Jørn Åleskjær (The Loch Ness Mouse, Monobird, Sapphire & Steel) and Sebastian Voss (Nah…, The Fisherman and his Soul, Cinema Engines) have teamed up for some cross-cultural, Google-translatable Christmas tunes. I speak ein bisschen Deutsch, and no Norweigain, but I do speak indiepop and this is some lovely stuff. I’ve featured The Fisherman and his Soul multiple times here on Christmas Underground, so I knew there would be something here I was likely to really connect with. Perhaps it is my faint familiarity with the language that draws me to the German-language tracks, but I have to take special note of “Und sie tanzen I’m Himmel,” which translates to “And they dance in the sky.” I’m going to continue to utilize Google translate, so please give me some grace should Google screw it up a bit – but I loved these sweet lyrics.

can you remember?
It’s been a few years…
We looked up at the sky and
Then you said to me:

“I know a secret
And I’m happy to let you in on it.”
And I nodded, agreed, and suddenly it started snowing.

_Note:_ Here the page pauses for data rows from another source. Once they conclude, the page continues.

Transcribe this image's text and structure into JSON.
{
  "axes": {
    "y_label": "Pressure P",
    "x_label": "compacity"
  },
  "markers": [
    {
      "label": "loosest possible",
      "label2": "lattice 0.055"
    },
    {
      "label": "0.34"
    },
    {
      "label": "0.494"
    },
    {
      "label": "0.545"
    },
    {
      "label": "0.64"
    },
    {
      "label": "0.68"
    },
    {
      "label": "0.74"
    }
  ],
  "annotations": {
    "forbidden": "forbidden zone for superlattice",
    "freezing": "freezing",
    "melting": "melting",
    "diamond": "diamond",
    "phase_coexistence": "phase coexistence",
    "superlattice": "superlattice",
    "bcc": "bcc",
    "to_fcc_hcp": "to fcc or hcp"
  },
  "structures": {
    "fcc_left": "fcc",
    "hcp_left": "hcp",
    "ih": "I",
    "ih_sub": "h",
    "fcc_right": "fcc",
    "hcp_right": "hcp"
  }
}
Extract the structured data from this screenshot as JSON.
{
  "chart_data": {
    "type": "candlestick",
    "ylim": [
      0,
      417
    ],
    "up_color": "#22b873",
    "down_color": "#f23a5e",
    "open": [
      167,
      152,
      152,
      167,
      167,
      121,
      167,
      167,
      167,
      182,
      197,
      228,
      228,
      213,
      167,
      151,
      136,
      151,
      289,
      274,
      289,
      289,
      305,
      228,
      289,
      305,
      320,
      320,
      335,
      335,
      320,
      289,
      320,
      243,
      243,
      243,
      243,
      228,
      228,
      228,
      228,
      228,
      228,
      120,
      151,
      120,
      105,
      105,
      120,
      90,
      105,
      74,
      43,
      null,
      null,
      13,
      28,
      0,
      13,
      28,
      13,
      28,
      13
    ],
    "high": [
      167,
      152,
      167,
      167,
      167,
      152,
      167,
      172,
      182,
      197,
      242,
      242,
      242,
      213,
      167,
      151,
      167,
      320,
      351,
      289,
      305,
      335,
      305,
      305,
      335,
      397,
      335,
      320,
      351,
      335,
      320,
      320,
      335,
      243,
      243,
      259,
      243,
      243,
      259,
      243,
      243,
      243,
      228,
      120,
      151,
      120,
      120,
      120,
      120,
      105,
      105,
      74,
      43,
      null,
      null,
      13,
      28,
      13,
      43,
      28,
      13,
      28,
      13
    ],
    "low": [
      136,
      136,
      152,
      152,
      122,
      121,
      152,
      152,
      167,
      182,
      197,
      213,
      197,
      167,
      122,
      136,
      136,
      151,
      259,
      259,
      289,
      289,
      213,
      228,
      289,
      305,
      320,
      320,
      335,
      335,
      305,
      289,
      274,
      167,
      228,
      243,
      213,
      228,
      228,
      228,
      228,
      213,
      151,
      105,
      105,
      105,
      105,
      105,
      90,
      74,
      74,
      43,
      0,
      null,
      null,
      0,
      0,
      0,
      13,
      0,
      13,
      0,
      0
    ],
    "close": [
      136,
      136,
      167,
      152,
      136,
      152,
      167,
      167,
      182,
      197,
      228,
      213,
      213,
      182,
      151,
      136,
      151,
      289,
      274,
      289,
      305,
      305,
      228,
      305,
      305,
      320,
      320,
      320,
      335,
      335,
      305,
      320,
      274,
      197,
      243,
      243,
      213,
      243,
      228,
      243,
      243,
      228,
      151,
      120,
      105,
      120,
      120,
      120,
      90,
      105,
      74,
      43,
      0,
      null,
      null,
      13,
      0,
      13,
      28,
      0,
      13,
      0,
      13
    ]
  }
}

“Exactly! Here, that’s the point.” You said in a low voice.
“Every single flake is a little dancer.
And up there in the sky they dance day in and day out. And when they feel like it, it starts to snow.”

And they dance in the sky

The track also had that mid-tempo, jangly indiepop groove that I need at least every 3-6 months to survive, so that certainly plays into my love of this track as well. There are wonderful moments in the other songs as well, little choices like the beautiful banjo in “Domino,” and the sweetness of the leadoff track, “You’ve Come A Very Long Way (For Being Such A Close Friend),” are undeniable.

Bottom Line: There is a lot to love in a tiny little EP.